I spent Friday and Saturday of last week at the centre of one of the news stories of the weekend – the invasion of Paris by “gilets jaunes”, the yellow jacket protestors against the French government.
However, our group of campaigners and protestors brought an entirely different message, because this was the annual workshop for the ECF Leadership Programme, where we bring together a group of some of the “up and coming” cycling advocacy organisations in Europe and work on common problems of growing and changing organisations. This year we were joined by representatives from Slovakia, France, Portugal, Italy, Estonia, Slovenia, Croatia and Bosnia Herzegovina, a true melting pot of cultures, ideas and enthusiasm.
We did hit the streets of course, because the annual guided ride with our local hosts is always a high spot of the workshop, combining the inside track on the cycling issues of the city with the tourist backdrops, which in Paris are of course pretty special.
The difference is that we went out on Friday night when the city was preparing for lockdown, so we still had our freedom to move. And of course we were welcome guests, starting the ride from in front of city hall and supported by our hosts from the Paris city administration including ECF’s President Christophe Najdovski, Deputy Mayor for Mobility and Public Space.
I was in Paris in August where I saw some of the recent city developments for the first time, as I posted at the time.
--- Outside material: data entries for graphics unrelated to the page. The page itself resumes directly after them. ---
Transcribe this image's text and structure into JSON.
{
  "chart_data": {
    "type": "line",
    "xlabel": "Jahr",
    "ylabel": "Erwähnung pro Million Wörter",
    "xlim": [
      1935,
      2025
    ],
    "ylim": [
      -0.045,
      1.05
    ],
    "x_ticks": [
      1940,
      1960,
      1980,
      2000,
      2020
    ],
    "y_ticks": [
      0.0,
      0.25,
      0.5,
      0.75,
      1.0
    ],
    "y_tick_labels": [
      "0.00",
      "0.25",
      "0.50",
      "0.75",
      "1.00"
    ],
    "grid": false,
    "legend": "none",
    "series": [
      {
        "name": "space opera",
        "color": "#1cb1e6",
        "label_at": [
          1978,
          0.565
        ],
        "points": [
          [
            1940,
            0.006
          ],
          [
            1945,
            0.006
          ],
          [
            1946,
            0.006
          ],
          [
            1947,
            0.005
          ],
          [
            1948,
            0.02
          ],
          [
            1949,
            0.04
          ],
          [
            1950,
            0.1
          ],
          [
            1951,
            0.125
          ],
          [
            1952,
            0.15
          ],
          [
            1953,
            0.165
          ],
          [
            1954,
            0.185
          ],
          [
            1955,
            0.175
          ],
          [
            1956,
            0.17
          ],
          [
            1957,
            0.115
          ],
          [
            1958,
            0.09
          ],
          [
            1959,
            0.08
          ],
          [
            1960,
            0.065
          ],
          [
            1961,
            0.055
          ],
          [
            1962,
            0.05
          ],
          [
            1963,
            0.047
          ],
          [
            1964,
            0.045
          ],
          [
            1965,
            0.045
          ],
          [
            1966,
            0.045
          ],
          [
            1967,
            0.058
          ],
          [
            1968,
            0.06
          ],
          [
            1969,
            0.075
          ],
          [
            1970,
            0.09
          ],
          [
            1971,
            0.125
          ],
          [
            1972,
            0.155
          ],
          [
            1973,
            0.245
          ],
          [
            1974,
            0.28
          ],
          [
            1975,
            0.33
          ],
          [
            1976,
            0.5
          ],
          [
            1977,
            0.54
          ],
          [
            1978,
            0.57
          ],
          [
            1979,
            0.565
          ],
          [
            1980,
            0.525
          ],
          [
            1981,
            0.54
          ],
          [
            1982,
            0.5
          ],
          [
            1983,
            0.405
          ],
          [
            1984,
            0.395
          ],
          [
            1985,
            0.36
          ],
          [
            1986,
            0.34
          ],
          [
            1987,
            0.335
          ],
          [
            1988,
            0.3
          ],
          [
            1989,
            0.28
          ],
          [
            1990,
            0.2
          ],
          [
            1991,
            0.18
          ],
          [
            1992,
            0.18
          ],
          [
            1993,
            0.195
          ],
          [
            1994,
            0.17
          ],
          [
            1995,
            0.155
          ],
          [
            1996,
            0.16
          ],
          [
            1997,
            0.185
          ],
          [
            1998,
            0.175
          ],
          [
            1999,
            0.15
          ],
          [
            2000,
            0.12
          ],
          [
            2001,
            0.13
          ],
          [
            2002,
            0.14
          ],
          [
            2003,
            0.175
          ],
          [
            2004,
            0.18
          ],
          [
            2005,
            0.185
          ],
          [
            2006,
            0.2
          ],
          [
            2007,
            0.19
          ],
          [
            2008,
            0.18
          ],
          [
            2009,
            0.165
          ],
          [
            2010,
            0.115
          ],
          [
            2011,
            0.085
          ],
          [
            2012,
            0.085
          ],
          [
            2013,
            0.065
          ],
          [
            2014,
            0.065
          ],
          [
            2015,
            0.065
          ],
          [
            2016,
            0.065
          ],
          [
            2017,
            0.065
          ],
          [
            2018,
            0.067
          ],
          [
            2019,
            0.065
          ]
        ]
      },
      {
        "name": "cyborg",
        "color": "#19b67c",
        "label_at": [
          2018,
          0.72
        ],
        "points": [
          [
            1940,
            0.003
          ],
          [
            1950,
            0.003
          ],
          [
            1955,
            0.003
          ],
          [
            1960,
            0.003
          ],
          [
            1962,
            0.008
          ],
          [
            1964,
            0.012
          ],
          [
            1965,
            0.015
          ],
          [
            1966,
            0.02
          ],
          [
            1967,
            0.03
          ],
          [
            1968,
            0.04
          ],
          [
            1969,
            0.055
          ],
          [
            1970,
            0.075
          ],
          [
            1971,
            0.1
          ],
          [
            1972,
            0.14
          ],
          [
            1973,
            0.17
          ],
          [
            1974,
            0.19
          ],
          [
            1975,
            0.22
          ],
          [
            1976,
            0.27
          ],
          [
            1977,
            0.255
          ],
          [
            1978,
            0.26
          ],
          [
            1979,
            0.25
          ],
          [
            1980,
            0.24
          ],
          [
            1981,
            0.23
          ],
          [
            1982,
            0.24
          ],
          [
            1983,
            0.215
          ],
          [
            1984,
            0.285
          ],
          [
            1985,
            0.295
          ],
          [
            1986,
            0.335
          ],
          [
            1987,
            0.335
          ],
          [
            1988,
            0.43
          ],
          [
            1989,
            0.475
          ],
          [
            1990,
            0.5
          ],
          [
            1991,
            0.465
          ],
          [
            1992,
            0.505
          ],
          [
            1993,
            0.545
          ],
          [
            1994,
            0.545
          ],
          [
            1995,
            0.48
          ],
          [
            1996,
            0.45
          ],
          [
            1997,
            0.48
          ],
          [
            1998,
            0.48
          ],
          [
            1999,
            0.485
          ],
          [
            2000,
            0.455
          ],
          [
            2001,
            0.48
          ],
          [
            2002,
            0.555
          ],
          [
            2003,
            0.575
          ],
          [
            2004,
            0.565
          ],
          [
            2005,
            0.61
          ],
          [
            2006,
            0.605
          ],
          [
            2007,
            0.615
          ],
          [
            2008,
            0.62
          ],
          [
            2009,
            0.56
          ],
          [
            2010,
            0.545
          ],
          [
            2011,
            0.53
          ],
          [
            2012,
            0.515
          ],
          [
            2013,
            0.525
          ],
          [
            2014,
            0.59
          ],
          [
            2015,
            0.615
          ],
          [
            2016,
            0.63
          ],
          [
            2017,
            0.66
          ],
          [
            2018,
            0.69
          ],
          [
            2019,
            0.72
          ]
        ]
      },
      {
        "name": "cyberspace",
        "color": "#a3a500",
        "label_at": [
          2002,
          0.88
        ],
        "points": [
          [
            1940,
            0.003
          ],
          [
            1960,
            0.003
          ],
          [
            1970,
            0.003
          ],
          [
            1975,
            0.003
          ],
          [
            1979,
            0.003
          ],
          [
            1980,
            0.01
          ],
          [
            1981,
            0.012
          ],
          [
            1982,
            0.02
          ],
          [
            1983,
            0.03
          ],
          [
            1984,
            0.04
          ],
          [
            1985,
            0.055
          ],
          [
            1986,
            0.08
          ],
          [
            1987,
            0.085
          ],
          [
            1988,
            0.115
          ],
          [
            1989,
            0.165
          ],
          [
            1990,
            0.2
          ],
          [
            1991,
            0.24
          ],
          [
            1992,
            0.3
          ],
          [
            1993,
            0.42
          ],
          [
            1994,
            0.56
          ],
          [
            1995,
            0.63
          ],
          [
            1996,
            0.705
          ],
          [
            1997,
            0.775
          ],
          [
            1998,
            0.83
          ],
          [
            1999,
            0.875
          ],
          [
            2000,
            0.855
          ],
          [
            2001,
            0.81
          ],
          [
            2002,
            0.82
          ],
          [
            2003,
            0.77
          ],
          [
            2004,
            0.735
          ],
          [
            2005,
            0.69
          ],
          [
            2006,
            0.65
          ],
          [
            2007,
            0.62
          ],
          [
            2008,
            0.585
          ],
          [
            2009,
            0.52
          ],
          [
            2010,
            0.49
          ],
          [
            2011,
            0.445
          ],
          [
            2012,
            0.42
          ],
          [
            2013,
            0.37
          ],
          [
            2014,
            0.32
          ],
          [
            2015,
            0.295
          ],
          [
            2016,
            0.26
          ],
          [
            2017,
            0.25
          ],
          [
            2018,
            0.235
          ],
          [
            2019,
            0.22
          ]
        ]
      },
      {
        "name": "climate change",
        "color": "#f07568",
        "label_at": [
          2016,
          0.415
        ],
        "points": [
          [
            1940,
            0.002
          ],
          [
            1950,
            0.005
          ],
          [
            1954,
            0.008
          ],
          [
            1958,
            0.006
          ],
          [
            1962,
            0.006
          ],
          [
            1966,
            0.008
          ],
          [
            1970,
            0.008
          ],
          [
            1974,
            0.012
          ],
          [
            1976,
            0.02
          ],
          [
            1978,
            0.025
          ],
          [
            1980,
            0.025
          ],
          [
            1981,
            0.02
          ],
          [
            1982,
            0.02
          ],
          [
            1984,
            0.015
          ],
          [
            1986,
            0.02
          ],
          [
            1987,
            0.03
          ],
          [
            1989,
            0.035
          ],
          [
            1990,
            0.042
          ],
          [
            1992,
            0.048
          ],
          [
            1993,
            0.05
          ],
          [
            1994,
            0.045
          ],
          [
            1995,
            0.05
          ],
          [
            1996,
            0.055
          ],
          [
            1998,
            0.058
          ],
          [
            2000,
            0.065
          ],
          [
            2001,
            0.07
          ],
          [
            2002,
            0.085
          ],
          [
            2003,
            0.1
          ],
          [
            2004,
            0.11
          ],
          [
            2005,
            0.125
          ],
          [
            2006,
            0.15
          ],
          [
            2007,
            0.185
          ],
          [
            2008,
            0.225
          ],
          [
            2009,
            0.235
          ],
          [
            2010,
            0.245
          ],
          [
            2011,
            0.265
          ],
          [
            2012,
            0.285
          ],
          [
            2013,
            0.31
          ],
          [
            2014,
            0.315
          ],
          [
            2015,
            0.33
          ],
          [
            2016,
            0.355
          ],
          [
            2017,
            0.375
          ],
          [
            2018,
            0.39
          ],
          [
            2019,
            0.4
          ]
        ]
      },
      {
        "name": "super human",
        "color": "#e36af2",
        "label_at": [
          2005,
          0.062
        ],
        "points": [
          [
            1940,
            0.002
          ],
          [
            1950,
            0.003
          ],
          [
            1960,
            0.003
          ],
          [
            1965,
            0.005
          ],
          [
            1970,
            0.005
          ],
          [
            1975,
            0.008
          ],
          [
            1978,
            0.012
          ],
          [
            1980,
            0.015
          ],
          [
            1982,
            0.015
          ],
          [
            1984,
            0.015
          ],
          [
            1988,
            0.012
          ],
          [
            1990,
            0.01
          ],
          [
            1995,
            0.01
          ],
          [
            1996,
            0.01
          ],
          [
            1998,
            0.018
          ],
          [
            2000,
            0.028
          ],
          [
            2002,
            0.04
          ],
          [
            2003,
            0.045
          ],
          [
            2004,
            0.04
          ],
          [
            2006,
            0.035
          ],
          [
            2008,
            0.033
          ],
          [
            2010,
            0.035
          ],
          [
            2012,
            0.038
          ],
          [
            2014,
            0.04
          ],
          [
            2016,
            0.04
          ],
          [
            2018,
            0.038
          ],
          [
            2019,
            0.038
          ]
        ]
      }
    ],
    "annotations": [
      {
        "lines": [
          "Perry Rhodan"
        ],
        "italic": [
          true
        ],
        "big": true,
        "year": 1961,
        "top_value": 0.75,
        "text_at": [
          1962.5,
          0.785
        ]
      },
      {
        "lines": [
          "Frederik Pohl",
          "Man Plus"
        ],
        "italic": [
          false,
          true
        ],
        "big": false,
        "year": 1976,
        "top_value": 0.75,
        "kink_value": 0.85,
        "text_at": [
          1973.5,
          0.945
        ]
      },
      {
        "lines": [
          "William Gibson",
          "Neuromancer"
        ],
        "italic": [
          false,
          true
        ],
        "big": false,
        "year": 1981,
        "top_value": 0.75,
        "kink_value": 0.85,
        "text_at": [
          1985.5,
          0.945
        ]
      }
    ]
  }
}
But this was different because we got the inside track on some of the projects and a running commentary from the local advocates as well as input from the city hall staff.
As ever the River Seine was wonderful under the lights, but made extraordinary by being able to ride traffic free along the banks and ducking through the closed tunnel to emerge near the Place de la Concorde where we boldly took on the taxis and buses.
Rue de Rivoli is the site of one of the flagship road conversions, with car space being taken for both wider pavements and a cycle lane in each direction.
However I have to say my high spot was a cycle route that hasn’t even been started yet. Cycling along the Champs Elysees under the Christmas lights was fantastic, and because we had a big group we took over the whole inside lane and the cars stayed away, making it a spectacle of delight.
The idea that this iconic boulevard will have a proper facility for cyclists in both directions is a statemen of how deep the changes towards cyclists in Paris will go, it is so inspirational for all of us on the trip to imagine it as we stare out into the current four lanes of cars.
Worried family and friends were sending messages of concern into the group all weekend, hoping we were being sensible. We were constrained on Saturday – our venue was not far from a flashpoint at the Centre Pompidou so the doors were locked all day and we had some difficulties with closed bike share stations.
When we came out there was an odd smell in the air, the origin becoming clear as we observed a flash point in the distance. But cycling advocate don’t smash up cars these days (so old-school). We went to the pub to celebrate international fraternity in changing cities and countries towards cycling. A much better idea.